The Wall Street Journal reports that nearly 1 in 6 homeowners are “under water,” meaning they owe more than their homes are worth, on their mortgages. Worse, “among people who bought within the past five years, . . . 29% are under water on their mortgages.” Given a 30% drop in home values, it is unsurprising that this is up sharply from last year, but
having more homeowners under water is likely to mean more eventual foreclosures, because it is hard for borrowers in financial trouble to refinance or sell their homes and pay off their mortgage if their debt exceeds the home’s value. A foreclosed home, in turn, tends to lower the value of other homes in its neighborhood.
And unemployment is rising, even on the publicized figures which have been manipulated to understate the problem, which probably means there will be more “borrowers in financial trouble.” The Journal notes that “No longer having equity in their homes makes people feel less rich and thus less inclined to shop at the mall.” It doesn’t note that many people have been using home equity which will no longer be available to refinance their credit card debt.
According to preliminary figures from the Federal Reserve, outstanding revolving credit dropped in August to $969.0 billion from its July high of $969.6 billion. That’s still up nearly $200 billion from 2003 levels with a rate of increase that about doubled in 2006 and which was higher than that through the first quarter of this year. It appears that delinquency rates are rising.
This adds to what Gary Dorsch, writing for Market Oracle, calls a “reckless decision to allow Lehman Brothers (LEH) to fail,” that left bondholders high and dry. Writing for the Asia Times, Doug Noland explains,
At this point, there is clearly insufficient credit expansion to support inflated asset markets; incomes and household spending; corporate cash flows and investment; and government receipts and expenditures. Lending markets are frozen, securitization markets broken, corporate and municipal debt markets in disarray, derivatives markets in shambles, and the leveraged speculating community is engaged in panic de-leveraging.
As a consequence, the over-indebted household, corporate and state and local sectors now face a devastating liquidity crisis.

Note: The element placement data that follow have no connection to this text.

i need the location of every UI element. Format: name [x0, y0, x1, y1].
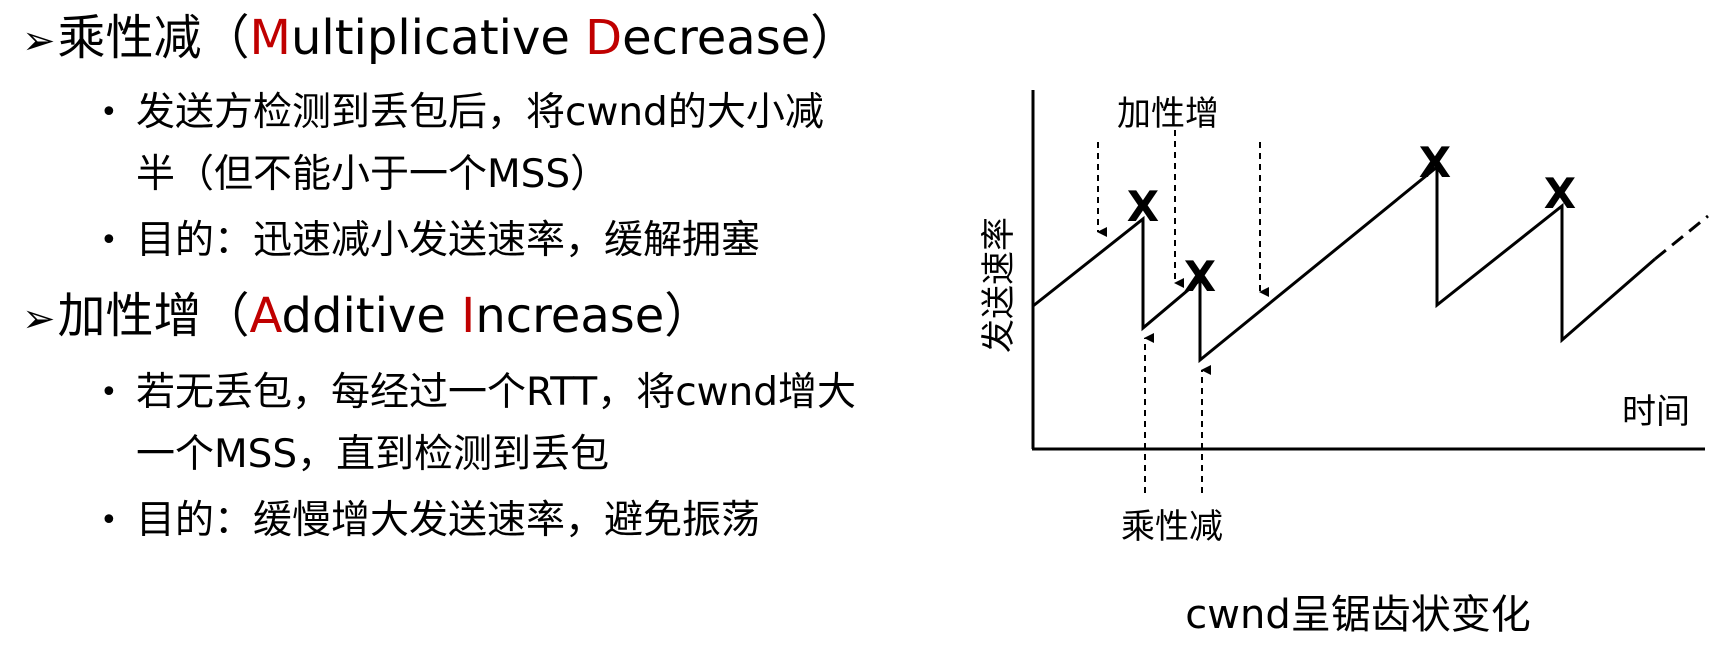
bullet-arrow-icon: ➢ [22, 18, 56, 64]
loss-mark-1: X [1127, 182, 1159, 231]
bullet-dot-icon: • [100, 503, 118, 538]
x-axis-label: 时间 [1622, 392, 1690, 432]
loss-mark-4: X [1544, 169, 1576, 218]
diagram-caption: cwnd呈锯齿状变化 [1185, 592, 1530, 638]
cwnd-continuation-dashed [1654, 214, 1709, 261]
heading-multiplicative-decrease: ➢乘性减（Multiplicative Decrease） [22, 10, 859, 66]
cwnd-sawtooth-line [1032, 163, 1656, 364]
bullet-dot-icon: • [100, 95, 118, 130]
bullet-arrow-icon: ➢ [22, 296, 56, 342]
multiplicative-decrease-label: 乘性减 [1121, 507, 1223, 547]
additive-increase-label: 加性增 [1117, 94, 1219, 134]
loss-mark-2: X [1184, 252, 1216, 301]
bullet-dot-icon: • [100, 375, 118, 410]
bullet-dot-icon: • [100, 223, 118, 258]
y-axis-label: 发送速率 [979, 217, 1019, 353]
heading-additive-increase: ➢加性增（Additive Increase） [22, 288, 713, 344]
loss-mark-3: X [1419, 138, 1451, 187]
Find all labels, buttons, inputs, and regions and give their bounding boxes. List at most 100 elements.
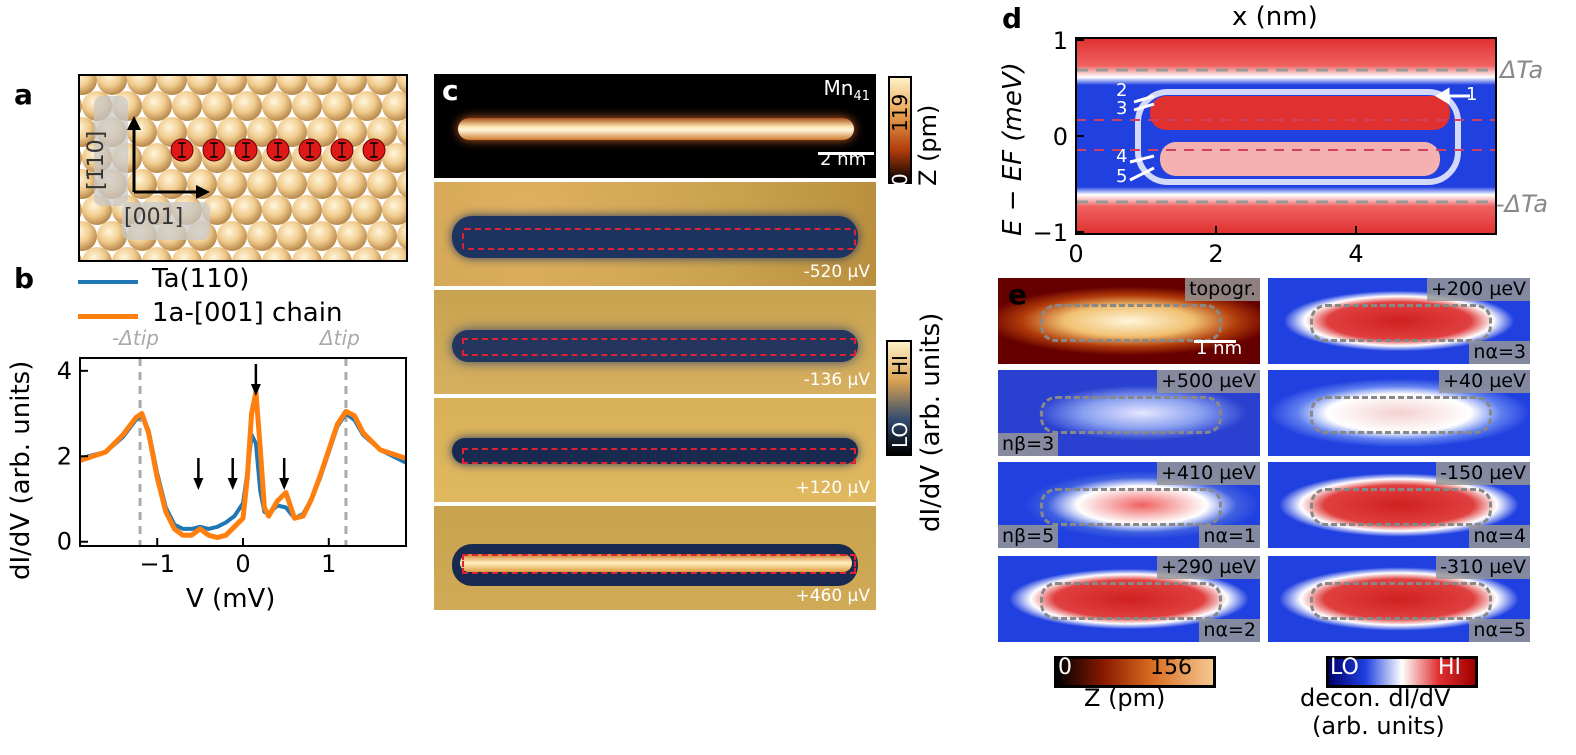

This is not going to help employment. And unless someone can explain how a lot more consumer debt is not going to go bad, this looks to me like the beginning rather than the end of a vicious cycle. A year ago, I started wondering what would happen in a couple years once Barack Obama was president and we were still in Iraq and the economy was a disaster. There’s still a year to run on that question. It looks like we’ll be finding out.